Stakeholder Perspectives on Public Health Genomics Applications for Sickle Cell Disease: A Methodology for a Human Heredity and Health in Africa (H3Africa) Qualitative Research Study

Document Type



School of Nursing and Midwifery, East Africa


Advances in omics technologies alone are not a guarantee that science will translate to robust responsible innovation that is firmly grounded in societal values. This study aimed to identify best practices for Ethical, Legal, and Social Implications (ELSI) research in Africa that allows for optimal integration of community perspectives into the design and implementation of genomics research. In a large sample of 346 stakeholders in Cameroon, Ghana, and Tanzania (59% women), we used a qualitative study design with a phenomenological approach and conducted 32 group and 74 individual interviews (25% rural). We imported interview recordings into NVivo software for analysis.
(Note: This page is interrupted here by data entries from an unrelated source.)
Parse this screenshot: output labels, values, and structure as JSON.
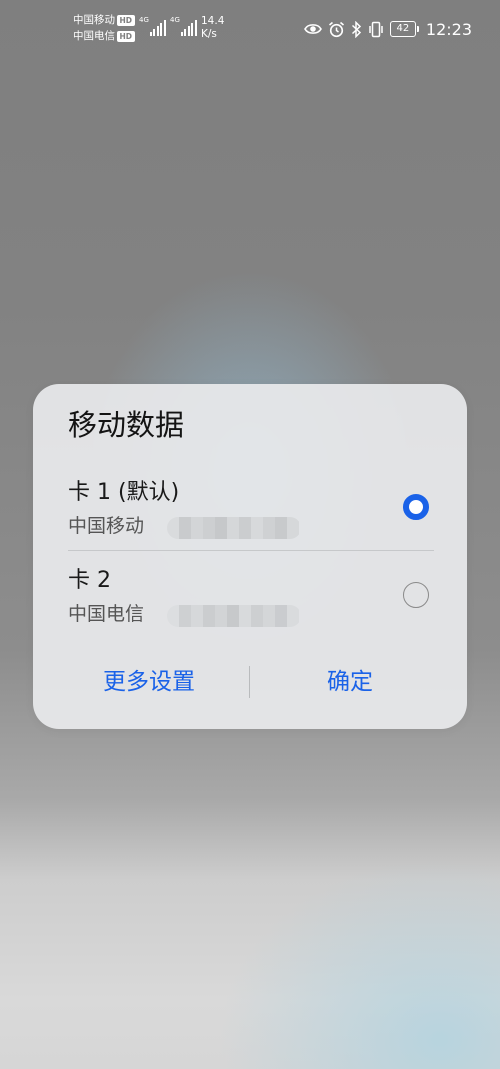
{
  "status_bar": {
    "carrier1": "中国移动",
    "carrier1_badge": "HD",
    "carrier2": "中国电信",
    "carrier2_badge": "HD",
    "network1": "4G",
    "network2": "4G",
    "speed_value": "14.4",
    "speed_unit": "K/s",
    "icons": [
      "eye-icon",
      "alarm-icon",
      "bluetooth-icon",
      "vibrate-icon"
    ],
    "battery_level": "42",
    "time": "12:23"
  },
  "dialog": {
    "title": "移动数据",
    "options": [
      {
        "label": "卡 1 (默认)",
        "carrier": "中国移动",
        "selected": true
      },
      {
        "label": "卡 2",
        "carrier": "中国电信",
        "selected": false
      }
    ],
    "buttons": {
      "more_settings": "更多设置",
      "confirm": "确定"
    }
  },
  "colors": {
    "accent": "#1a62e8",
    "dialog_bg": "#e8eaec"
  }
}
We created a “concept map” to organize the coded information, with Perspectives on Genomics and Sickle Cell Disease (SCD) Public Health Interventions as the central themes. We found that (1) analyses of major subthemes across and within countries revealed differential knowledge and experiences of SCD, and perspectives on various aspects of research and genomics; (2) we were able to gather empirical data efficiently from urban and rural stakeholders, to study the issues related to sample sharing, consent processes, and return of clinical and genomic study results; (3) the concept of nondirectiveness in modern genetic medicine practice can be challenged by the views of stakeholders in the context of a high-burden disease such as SCD; and (4) linking community views to current and proposed public health interventions could be understood within the context of each specific country. Our work informs future qualitative social science and technology policy research designs on genomics applications in Africa.